Olise demontiert atalanta: bayern fegt 6:1 durch bergamo
Es war kein Spiel. Es war eine Hinrichtung. Der FC Bayern München hat Atalanta Bergamo im Champions-League-Achtelfinale mit 6:1 aus dem eigenen Stadion gefegt – und dabei so gnadenlos effizient gespielt, dass man sich zwischenzeitlich fragte, ob die Bergamasken überhaupt mitgekommen sind. Der Abend gehörte einem Mann: Michael Olise.
Drei tore in zwölf minuten – und atalanta war bereits erledigt
Der Regen über Bergamo störte die Bayern kein bisschen. Schon in der 12. Minute traf Josip Stanisic, der sich damit persönlich für die bittere 0:3-Niederlage im Europapokal-Finale 2024 revanchierte. Dann übernahm Olise das Kommando. Erst ein präziser, strammer Schuss zum 2:0 in der 22. Minute, dann ein cleveres Zuspiel für Serge Gnabry, der drei Minuten später auf 3:0 erhöhte. Halbzeit eins war noch nicht zur Hälfte gespielt – und das Spiel war de facto vorbei.

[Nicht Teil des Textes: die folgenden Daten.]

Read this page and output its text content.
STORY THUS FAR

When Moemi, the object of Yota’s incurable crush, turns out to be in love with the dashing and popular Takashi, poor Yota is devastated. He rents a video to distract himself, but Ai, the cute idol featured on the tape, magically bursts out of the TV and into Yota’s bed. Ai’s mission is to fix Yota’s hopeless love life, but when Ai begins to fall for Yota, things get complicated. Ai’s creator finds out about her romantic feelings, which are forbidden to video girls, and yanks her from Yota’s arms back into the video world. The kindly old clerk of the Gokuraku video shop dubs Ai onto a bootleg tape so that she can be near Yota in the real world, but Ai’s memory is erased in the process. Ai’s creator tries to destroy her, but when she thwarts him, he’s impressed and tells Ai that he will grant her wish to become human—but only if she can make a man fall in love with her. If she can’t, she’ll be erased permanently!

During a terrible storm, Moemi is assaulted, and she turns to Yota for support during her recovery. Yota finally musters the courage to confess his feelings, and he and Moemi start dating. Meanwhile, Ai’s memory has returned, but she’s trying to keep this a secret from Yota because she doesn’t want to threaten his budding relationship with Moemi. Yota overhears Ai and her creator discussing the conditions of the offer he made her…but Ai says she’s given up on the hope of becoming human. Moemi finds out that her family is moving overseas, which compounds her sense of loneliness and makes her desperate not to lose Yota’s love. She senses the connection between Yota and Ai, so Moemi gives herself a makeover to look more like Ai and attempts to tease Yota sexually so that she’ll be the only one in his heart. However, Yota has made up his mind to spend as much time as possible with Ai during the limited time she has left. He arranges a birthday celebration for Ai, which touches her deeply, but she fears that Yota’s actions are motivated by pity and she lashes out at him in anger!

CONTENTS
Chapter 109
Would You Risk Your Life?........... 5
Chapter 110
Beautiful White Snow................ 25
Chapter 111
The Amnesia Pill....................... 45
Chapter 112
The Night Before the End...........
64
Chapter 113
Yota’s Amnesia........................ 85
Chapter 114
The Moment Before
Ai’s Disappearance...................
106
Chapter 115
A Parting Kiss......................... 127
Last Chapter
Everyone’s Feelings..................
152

Trainer Vincent Kompany hatte seinen Matchplan ohne Wenn und Aber umgesetzt. Atalanta-Coach Raffaele Palladino setzte auf Manndeckung und Mut nach vorne. Das Ergebnis: Die Italiener öffneten Räume, die die Bayern mit chirurgischer Präzision bestraften. Wer gegen diese Münchner Manndeckung spielt, ohne den Ball zu haben, spielt gegen sich selbst.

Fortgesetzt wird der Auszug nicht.